Иначе говоря, к моменту нападения Германии на Советский Союз летом 1941 года в советском обществе прочно утвердилось представление о том, что воинская служба влечет за собой обретение особого социального статуса. В какой-то мере в этой общественной системе прижилась и традиция помощи, оказываемой отставникам за их прежние подвиги, которая в Европе восходит, по крайней мере, к римской античности[902]
. Тем не менее особое попечение о старых солдатах не получило в СССР такого же институционального оформления, как взаимовыгодные отношения между государством и бойцом, находящимся в строю. На скромную поддержку со стороны властей могли рассчитывать только те ветераны, которые на фронте потеряли конечности или получили иные серьезные увечья, а от подавляющего большинства демобилизованных ожидалась беспрепятственная интеграция в гражданскую жизнь. Будущие привилегии можно было заслужить лишь дальнейшим служением советскому государству; былые же фронтовые заслуги не обеспечивали никакого пожизненно закрепляемого статуса.Во время войны и сразу после нее этот служилый класс воинов трансформировался в «сообщество заслуживающих», члены которого ожидали последующего воздаяния за свои ратные подвиги. Сама чудовищность жертв, принесенных солдатами на передовой, в глазах многих подразумевала наличие неоплатного долга всего общества перед теми, кто его защитил. Подобные чувства подогревались государственной политикой в отношении ветеранов и их родственников, проводимой в военную пору и в первые послевоенные годы. Из предпринимаемых тогда мер можно было сделать вывод о том, что особый статус, собственно, уже обеспечен: шаг за шагом, постепенно, советское законодательство наделяло все большими привилегиями новые и новые категории ветеранов – инвалидов войны, демобилизованных по закону от 1945 года, бывших военнопленных и так далее, – пока почти все ветераны не оказались охваченными системой минимальных государственных льгот[903]
. Официальные обещания особого отношения, сделанные в ходе демобилизации, еще больше укрепили в ветеранах ощущение собственной избранности[904]. Со стороны могло показаться, что на какое-то время участники Великой Отечественной войны действительно превратились в самое настоящее советское сословие – статусную группу, мало чем отличающуюся от «приписываемых» классов межвоенных лет[905].Однако поэтапное признание государством ветеранских притязаний на избранность резко заглохло в конце 1947 года.
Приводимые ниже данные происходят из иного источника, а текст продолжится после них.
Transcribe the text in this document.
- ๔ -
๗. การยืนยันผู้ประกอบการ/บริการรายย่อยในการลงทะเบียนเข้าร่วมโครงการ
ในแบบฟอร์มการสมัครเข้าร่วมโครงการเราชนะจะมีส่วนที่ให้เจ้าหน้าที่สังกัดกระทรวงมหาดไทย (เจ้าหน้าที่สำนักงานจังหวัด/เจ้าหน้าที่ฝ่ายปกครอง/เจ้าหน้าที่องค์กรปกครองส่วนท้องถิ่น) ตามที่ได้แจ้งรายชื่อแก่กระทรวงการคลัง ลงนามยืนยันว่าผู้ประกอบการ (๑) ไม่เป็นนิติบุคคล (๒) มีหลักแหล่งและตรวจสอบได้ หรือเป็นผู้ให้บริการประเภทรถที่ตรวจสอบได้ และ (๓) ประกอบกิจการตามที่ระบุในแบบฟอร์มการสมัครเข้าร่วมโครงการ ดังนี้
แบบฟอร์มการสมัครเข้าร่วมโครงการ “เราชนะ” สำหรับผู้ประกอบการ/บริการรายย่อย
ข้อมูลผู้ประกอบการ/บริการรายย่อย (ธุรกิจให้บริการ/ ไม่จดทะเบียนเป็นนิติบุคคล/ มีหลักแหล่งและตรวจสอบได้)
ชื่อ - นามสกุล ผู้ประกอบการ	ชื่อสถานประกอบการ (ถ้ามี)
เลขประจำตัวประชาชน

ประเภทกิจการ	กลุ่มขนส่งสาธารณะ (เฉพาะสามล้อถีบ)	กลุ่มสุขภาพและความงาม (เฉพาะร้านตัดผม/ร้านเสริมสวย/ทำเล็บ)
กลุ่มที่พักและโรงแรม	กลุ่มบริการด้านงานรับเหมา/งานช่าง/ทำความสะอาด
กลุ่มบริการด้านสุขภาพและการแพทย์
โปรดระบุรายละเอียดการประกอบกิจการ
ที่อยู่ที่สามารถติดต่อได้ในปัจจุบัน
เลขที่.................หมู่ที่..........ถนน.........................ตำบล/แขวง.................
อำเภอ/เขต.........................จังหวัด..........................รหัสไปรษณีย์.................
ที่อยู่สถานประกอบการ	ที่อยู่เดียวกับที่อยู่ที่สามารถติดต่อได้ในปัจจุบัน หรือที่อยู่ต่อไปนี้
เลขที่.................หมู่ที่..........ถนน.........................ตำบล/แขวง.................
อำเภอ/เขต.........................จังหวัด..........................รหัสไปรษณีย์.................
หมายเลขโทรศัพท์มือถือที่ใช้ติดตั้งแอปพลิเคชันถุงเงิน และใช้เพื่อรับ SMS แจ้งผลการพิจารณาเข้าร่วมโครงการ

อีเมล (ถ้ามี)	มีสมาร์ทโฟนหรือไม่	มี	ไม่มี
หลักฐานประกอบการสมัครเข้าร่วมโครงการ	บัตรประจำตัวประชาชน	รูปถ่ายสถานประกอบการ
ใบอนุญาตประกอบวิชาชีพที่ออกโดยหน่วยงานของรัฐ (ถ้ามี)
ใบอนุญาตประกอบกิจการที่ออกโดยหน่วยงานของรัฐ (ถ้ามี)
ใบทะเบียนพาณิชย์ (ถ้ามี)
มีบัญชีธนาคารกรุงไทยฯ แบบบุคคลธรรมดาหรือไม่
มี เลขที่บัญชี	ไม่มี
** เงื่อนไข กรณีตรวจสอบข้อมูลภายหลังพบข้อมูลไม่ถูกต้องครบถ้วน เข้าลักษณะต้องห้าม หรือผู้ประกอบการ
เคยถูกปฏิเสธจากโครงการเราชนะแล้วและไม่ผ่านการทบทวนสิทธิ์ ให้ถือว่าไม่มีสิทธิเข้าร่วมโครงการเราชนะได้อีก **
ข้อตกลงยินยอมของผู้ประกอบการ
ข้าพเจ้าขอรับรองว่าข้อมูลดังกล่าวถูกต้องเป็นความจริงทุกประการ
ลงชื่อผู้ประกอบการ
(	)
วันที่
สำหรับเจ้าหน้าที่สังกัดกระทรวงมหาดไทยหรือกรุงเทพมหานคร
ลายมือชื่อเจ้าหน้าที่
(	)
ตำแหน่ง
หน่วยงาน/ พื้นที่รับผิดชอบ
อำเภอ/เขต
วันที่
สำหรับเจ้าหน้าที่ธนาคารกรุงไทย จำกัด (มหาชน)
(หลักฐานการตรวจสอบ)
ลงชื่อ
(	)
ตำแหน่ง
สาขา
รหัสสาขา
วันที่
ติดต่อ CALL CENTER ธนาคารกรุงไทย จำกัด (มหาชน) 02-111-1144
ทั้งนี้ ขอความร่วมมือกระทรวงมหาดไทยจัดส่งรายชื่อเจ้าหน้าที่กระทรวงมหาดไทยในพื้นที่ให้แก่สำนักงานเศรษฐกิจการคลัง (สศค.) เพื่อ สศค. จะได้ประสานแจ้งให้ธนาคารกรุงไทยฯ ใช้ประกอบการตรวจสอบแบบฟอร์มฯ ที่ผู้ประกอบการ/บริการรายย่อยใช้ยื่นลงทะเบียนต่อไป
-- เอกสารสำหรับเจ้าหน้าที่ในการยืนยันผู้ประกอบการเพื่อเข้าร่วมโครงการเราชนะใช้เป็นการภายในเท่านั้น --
Многие привилегии, определенные для фронтовиков – например, единовременная выплата при увольнении в запас, право на производственную должность, которая была бы не ниже довоенной, упрощенный доступ к стройматериалам и ссудам на жилищное строительство, – устанавливались законом о демобилизации от 23 июня 1945 года и, следовательно, изначально рассматривались как временные. По мере того как ветераны интегрировались в советское общество и превращались в обычных гражданских, они лишались особого статуса. Более того, как только стало ясно, что первые волны демобилизации прошли без серьезных угроз для политической стабильности, мужчин 1925 года рождения, уволенных в ходе последней волны демобилизации в 1948 году, вообще лишили даже этих скромных преимуществ, за исключением единовременной выплаты[906]
.Подобное ущемление фронтовиков, демобилизуемых с последней волной, стало вполне логичным продолжением наметившегося еще в 1947 году государственного курса на постепенный отказ от специального поощрения за военную службу. Советские руководители все яснее осознавали дороговизну системы привилегий, и, как только стало понятно, что никакого нового декабристского движения не предвидится, они сочли ее экономически нецелесообразной[907]
. Их логика особенно четко задокументирована применительно к ликвидации большинства привилегий, обусловленных наличием высоких государственных наград[908].